John Charalambous, a director of TFA, an authorised mortgage and general insurance intermediary in Sidcup, Kent, has been fined £294,500, for taking part of a customer’s mortgage advance, and for attempting to defraud life insurance companies.
Charalambous advised a customer to remortgage their property to raise additional money for a new property, increasing the amount of the loan on the mortgage application without the customer’s knowledge or approval, and arranging to receive the excess amount into his own bank account. He then wrote the customer cheques which he was fully aware would bounce; and continues to owe the customer £44,500.
He also set up life insurance policies in the name of customers without their knowledge to obtain commission and applied for other false life insurance policies in an attempt to obtain commission payments.
Following an investigation, the FSA concluded that Charalambous had committed serious mortgage fraud which resulted in significant customer detriment and that a ban and significant financial penalty was appropriate.
Richard Granville Greenland, of Beckenham in Kent, and an approved person of Guardian, a small mortgage broker, has been banned and fined £120,000 for knowing involvement in mortgage fraud and failing to ensure Guardian had appropriate systems and controls.
Part of the fine (£100,000), is imposed for Greenland’s involvement in mortgage fraud. Greenland submitted applications to lenders on behalf of customers and himself which he knew contained false and misleading information. The remainder, £20,000, was imposed on Greenland for failing to ensure that he and his company complied with FSA standards, including failing to ensure that Guardian maintained customer records and recorded the suitability of advice it gave to customers.

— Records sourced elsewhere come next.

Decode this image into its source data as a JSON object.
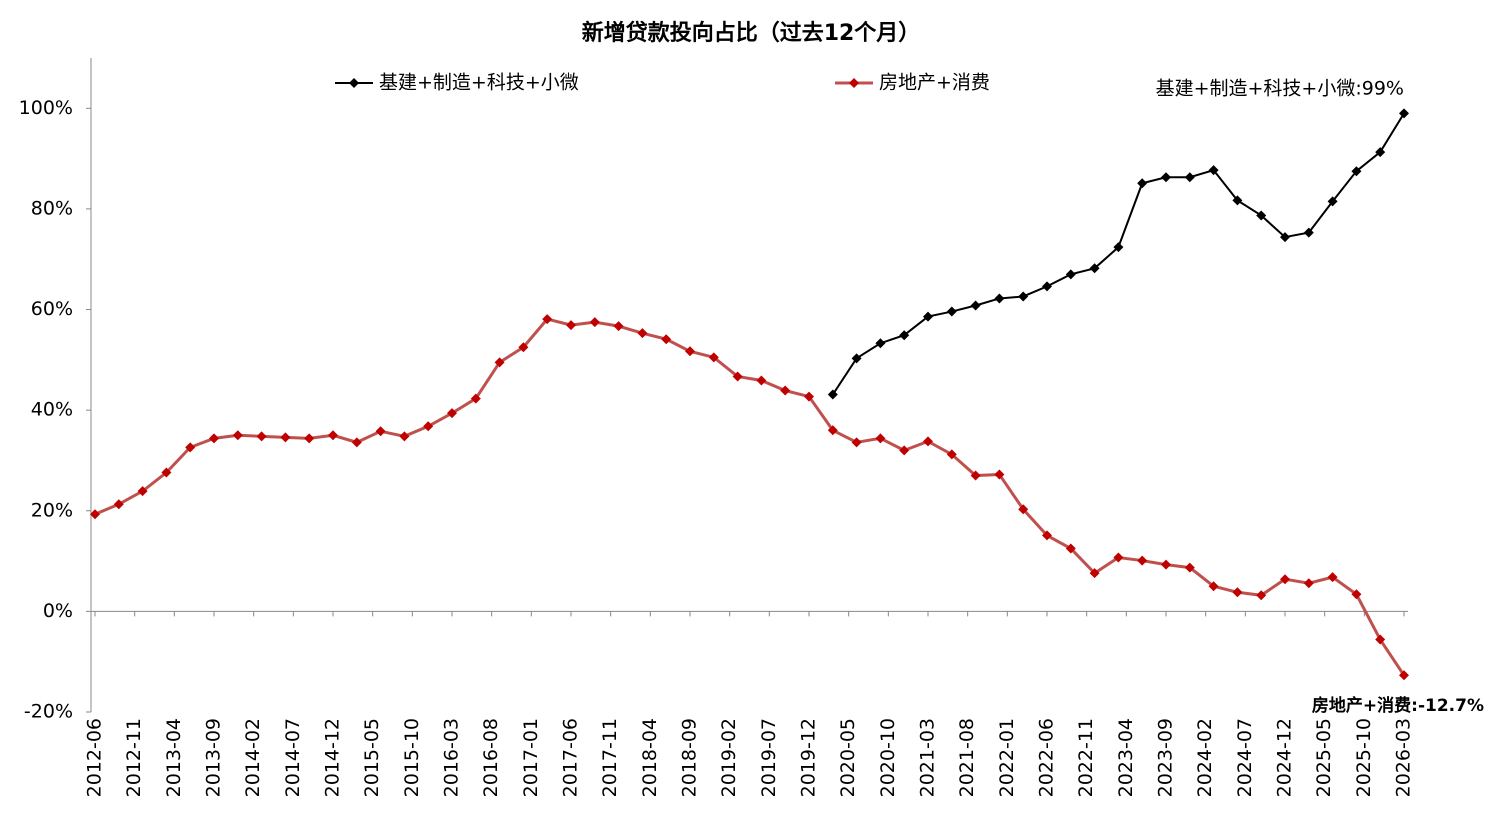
{
  "chart_data": {
    "type": "line",
    "title": "新增贷款投向占比（过去12个月）",
    "x": [
      "2012-06",
      "2012-09",
      "2012-12",
      "2013-03",
      "2013-06",
      "2013-09",
      "2013-12",
      "2014-03",
      "2014-06",
      "2014-09",
      "2014-12",
      "2015-03",
      "2015-06",
      "2015-09",
      "2015-12",
      "2016-03",
      "2016-06",
      "2016-09",
      "2016-12",
      "2017-03",
      "2017-06",
      "2017-09",
      "2017-12",
      "2018-03",
      "2018-06",
      "2018-09",
      "2018-12",
      "2019-03",
      "2019-06",
      "2019-09",
      "2019-12",
      "2020-03",
      "2020-06",
      "2020-09",
      "2020-12",
      "2021-03",
      "2021-06",
      "2021-09",
      "2021-12",
      "2022-03",
      "2022-06",
      "2022-09",
      "2022-12",
      "2023-03",
      "2023-06",
      "2023-09",
      "2023-12",
      "2024-03",
      "2024-06",
      "2024-09",
      "2024-12",
      "2025-03",
      "2025-06",
      "2025-09",
      "2025-12",
      "2026-03"
    ],
    "xticks": [
      "2012-06",
      "2012-11",
      "2013-04",
      "2013-09",
      "2014-02",
      "2014-07",
      "2014-12",
      "2015-05",
      "2015-10",
      "2016-03",
      "2016-08",
      "2017-01",
      "2017-06",
      "2017-11",
      "2018-04",
      "2018-09",
      "2019-02",
      "2019-07",
      "2019-12",
      "2020-05",
      "2020-10",
      "2021-03",
      "2021-08",
      "2022-01",
      "2022-06",
      "2022-11",
      "2023-04",
      "2023-09",
      "2024-02",
      "2024-07",
      "2024-12",
      "2025-05",
      "2025-10",
      "2026-03"
    ],
    "series": [
      {
        "name": "基建+制造+科技+小微",
        "color": "#000000",
        "values": [
          null,
          null,
          null,
          null,
          null,
          null,
          null,
          null,
          null,
          null,
          null,
          null,
          null,
          null,
          null,
          null,
          null,
          null,
          null,
          null,
          null,
          null,
          null,
          null,
          null,
          null,
          null,
          null,
          null,
          null,
          null,
          43.1,
          50.3,
          53.3,
          54.9,
          58.6,
          59.6,
          60.8,
          62.2,
          62.6,
          64.6,
          67,
          68.2,
          72.4,
          85.1,
          86.3,
          86.3,
          87.7,
          81.7,
          78.7,
          74.4,
          75.3,
          81.5,
          87.5,
          91.3,
          99
        ]
      },
      {
        "name": "房地产+消费",
        "color": "#c0504d",
        "values": [
          19.3,
          21.3,
          23.9,
          27.6,
          32.6,
          34.4,
          35,
          34.8,
          34.6,
          34.4,
          35,
          33.6,
          35.8,
          34.8,
          36.8,
          39.4,
          42.3,
          49.5,
          52.5,
          58.1,
          56.9,
          57.5,
          56.7,
          55.3,
          54.1,
          51.7,
          50.5,
          46.7,
          45.9,
          43.9,
          42.7,
          36,
          33.6,
          34.4,
          32,
          33.8,
          31.2,
          27,
          27.2,
          20.3,
          15.1,
          12.5,
          7.6,
          10.7,
          10.1,
          9.3,
          8.7,
          5,
          3.8,
          3.2,
          6.4,
          5.6,
          6.8,
          3.4,
          -5.6,
          -12.7
        ]
      }
    ],
    "annotations": [
      {
        "text": "基建+制造+科技+小微:99%",
        "color": "#000000"
      },
      {
        "text": "房地产+消费:-12.7%",
        "color": "#c00000"
      }
    ],
    "ylim": [
      -20,
      110
    ],
    "yticks": [
      {
        "value": -20,
        "label": "-20%"
      },
      {
        "value": 0,
        "label": "0%"
      },
      {
        "value": 20,
        "label": "20%"
      },
      {
        "value": 40,
        "label": "40%"
      },
      {
        "value": 60,
        "label": "60%"
      },
      {
        "value": 80,
        "label": "80%"
      },
      {
        "value": 100,
        "label": "100%"
      }
    ]
  }
}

The FSA concluded that Greenland failed to meet minimum regulatory standards in terms of honesty and integrity, and competence and capability, and that he is not a fit and proper person.
Michael Adam Goldman, of Goldman Group, Manchester, acted as a mortgage and insurance intermediary and was an approved person and an authorised person. The FSA has banned Goldman for submitting a fraudulent application for himself in 2007, and for submitting fraudulent mortgages for three closely related clients, and concluded he is not a fit and proper person to continue trading.
Goldman substantially inflated both his own and his clients’ income in order to obtain fraudulent mortgages. Given the seriousness of the fraud, Goldman would have also been fined £102,158 if he had not been declared bankrupt in November 2009.
Margaret Cole, the FSA’s director of enforcement and financial crime, said:
“We take mortgage fraud very seriously, particularly when customers suffer or are financially at risk. All three individuals have demonstrated a serious lack of integrity and we regard it as even more serious when those in senior roles and who are trusted by the customers abuse their positions.
“The FSA continues to identify threats to consumers through intrusive supervision and removes these where possible by banning rogue individuals. We expect this tough action to deter others from conducting themselves in this way.”
Two of these cases arose from the thematic review work of the FSA’s Small Firms and Contact Division. The third case arose after the FSA’s Small Firms and Contact Division pursued concerns raised by a third party.